Dan Waren (GSMA) : «L'arrivée de Free Mobile va perturber le marché en France»

Réseaux

Selon la GSM Association, la France accuse un retard sur les accès haut débit mobiles en Europe. La faute aux tarifs élevés.

Le haut débit mobile (HSPA ou 3G+) en France serait-il en retard par rapport à ses voisins européens? Indubitablement selon la GSMA (GSM Association qui représente les industriels des télécoms mobiles) qui, à l’avant-veille du Mobile World Congress de Barcelone (15-18 février), s’appuie sur un rapport du cabinet CCS Insight. Selon l’étude, quand les Anglais paient 17 euros par mois pour 3 Go de données échangées (et moins de 5 euros par gigaoctet), les Français dépensent jusqu’à 85 euros pour 4 Go. Faible consolation, la France n’a rien à envier à l’Allemagne où les données mobiles se paient également à prix d’or : 45 euro le Go.
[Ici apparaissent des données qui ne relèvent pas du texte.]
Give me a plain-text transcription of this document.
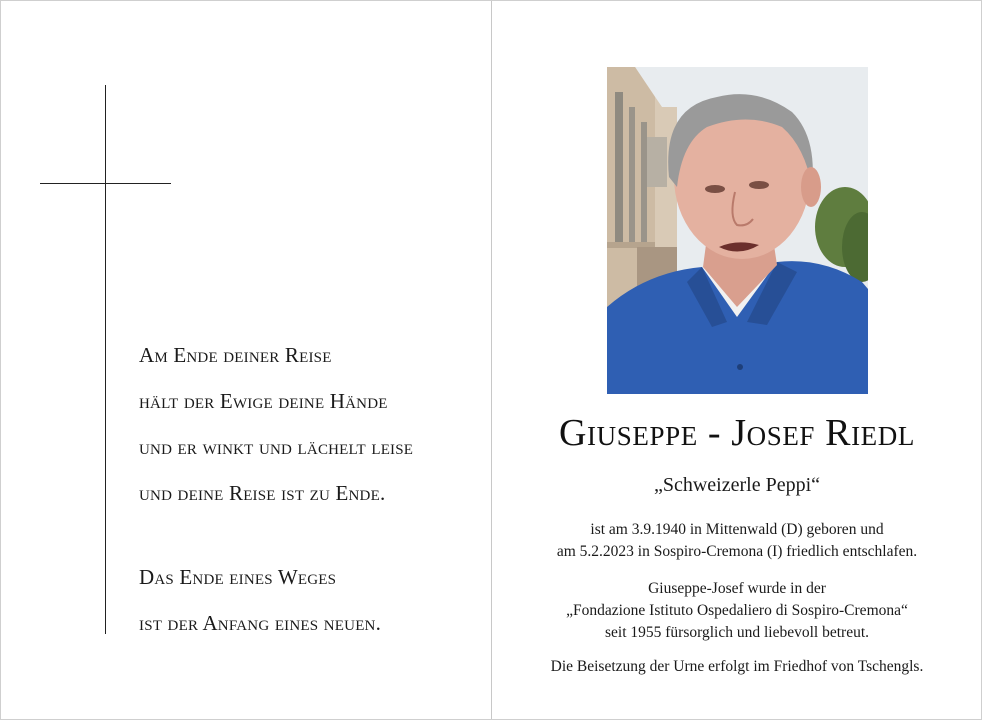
Am Ende deiner Reise
hält der Ewige deine Hände
und er winkt und lächelt leise
und deine Reise ist zu Ende.
Das Ende eines Weges
ist der Anfang eines neuen.
Giuseppe - Josef Riedl
„Schweizerle Peppi“
ist am 3.9.1940 in Mittenwald (D) geboren und
am 5.2.2023 in Sospiro-Cremona (I) friedlich entschlafen.
Giuseppe-Josef wurde in der
„Fondazione Istituto Ospedaliero di Sospiro-Cremona“
seit 1955 fürsorglich und liebevoll betreut.
Die Beisetzung der Urne erfolgt im Friedhof von Tschengls.
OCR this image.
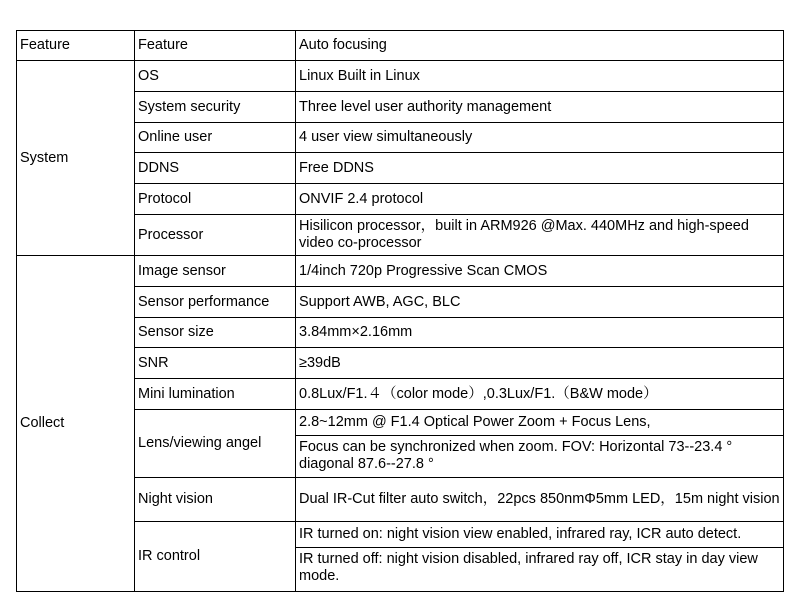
Feature	Feature	Auto focusing
System	OS	Linux Built in Linux
	System security	Three level user authority management
	Online user	4 user view simultaneously
	DDNS	Free DDNS
	Protocol	ONVIF 2.4 protocol
	Processor	Hisilicon processor，built in ARM926 @Max. 440MHz and high-speed video co-processor
Collect	Image sensor	1/4inch 720p Progressive Scan CMOS
	Sensor performance	Support AWB, AGC, BLC
	Sensor size	3.84mm×2.16mm
	SNR	≥39dB
	Mini lumination	0.8Lux/F1.４（color mode）,0.3Lux/F1.（B&W mode）
	Lens/viewing angel	2.8~12mm @ F1.4 Optical Power Zoom + Focus Lens,
		Focus can be synchronized when zoom. FOV: Horizontal 73--23.4 ° diagonal 87.6--27.8 °
	Night vision	Dual IR-Cut filter auto switch，22pcs 850nmΦ5mm LED，15m night vision
	IR control	IR turned on: night vision view enabled, infrared ray, ICR auto detect.
		IR turned off: night vision disabled, infrared ray off, ICR stay in day view mode.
Résultats, La France compte 5,2 millions de connexions HSPA contre 9,6 millions au Royaume-Uni, 12,5 millions en Italie, 6,2 millions en Espagne et 8,9 millions en Allemagne. Pour la GSMA, le prix constitue donc le principal frein à l’adoption du haut débit mobile en France. Et ce, d’autant que les Français disposent paradoxalement des offres d’accès Internet fixes parmi les moins chères et les mieux fournies en services (triple play, voire quadruple play) d’Europe.

Un réseau optimisé

Mais la situation devrait vite évoluer dans l’Hexagone. Pour Dan Warren, director of technology à la GSMA, l’arrivée de Free Mobile, intronisé 4e opérateur mobile depuis fin 2009, va changer la donne. « Free va proposer un prix plus bas qu’actuellement », avance le responsable. Le nouvel opérateur en aura-t-il vraiment les moyens? « Oui car il va construire un réseau de nouvelle génération optimisé pour les données 3G/HSPA. Les coûts d’exploitation seront plus bas. »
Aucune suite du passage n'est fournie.